Mercoledì. All’Osteria Rabezzana suona Lil Darling Quartet. Al Jazz Club: The Chicago Blues Jam!

Giovedì. Al Blah Blah sono di scena i Weird Bloom. Allo Spazio 211 si esibisce Diego Random. Al Jazz Club suonano i Train Power Blues. All’Hiroshima Mon Amour è di scena Cajo Redivivo. Al Cafè Neruda suona l’Oiseaux Trio.

Venerdì. Al Blah Blah si esibisce la cantautrice Claudia Buzzetti. Allo Spazio 211 sono di scena i Fasti + Le Schiene di Shiele+ Calantha. Al Jazz Club suonano i Sp4rkles. Alla Divina Commedia si esibisce la Marconi Blues Band. All’Hiroshima è di scena Comete + Lato B. Al Circolino suona Valentina Nicolotti 4 tet.

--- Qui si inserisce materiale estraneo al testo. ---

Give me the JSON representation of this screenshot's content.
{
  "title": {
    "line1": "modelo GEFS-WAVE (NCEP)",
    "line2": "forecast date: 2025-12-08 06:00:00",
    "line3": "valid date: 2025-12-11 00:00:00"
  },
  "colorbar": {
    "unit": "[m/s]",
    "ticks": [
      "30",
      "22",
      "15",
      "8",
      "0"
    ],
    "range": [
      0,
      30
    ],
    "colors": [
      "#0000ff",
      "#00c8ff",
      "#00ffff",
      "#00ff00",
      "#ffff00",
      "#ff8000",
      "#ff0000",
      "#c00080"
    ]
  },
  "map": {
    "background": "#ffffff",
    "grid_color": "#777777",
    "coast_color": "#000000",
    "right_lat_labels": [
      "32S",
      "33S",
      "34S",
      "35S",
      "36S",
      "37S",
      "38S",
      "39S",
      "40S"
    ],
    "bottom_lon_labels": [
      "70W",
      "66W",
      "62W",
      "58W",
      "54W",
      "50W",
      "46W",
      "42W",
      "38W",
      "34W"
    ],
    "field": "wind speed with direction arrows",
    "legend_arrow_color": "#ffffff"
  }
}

Sabato. All’Inalpi Arena arriva Mahmood Allo Ziggy si esibiscono i Necrodeath + Nerocapra. Al Blah Blah suonano i Madbeat + Bad Frog. Al Jazz Club Growing The Blues. Alla Divina Commedia si esibisce la Lucky Phoenix Band.

Domenica. Al Jazz Club sono di scena Terry e Lucia.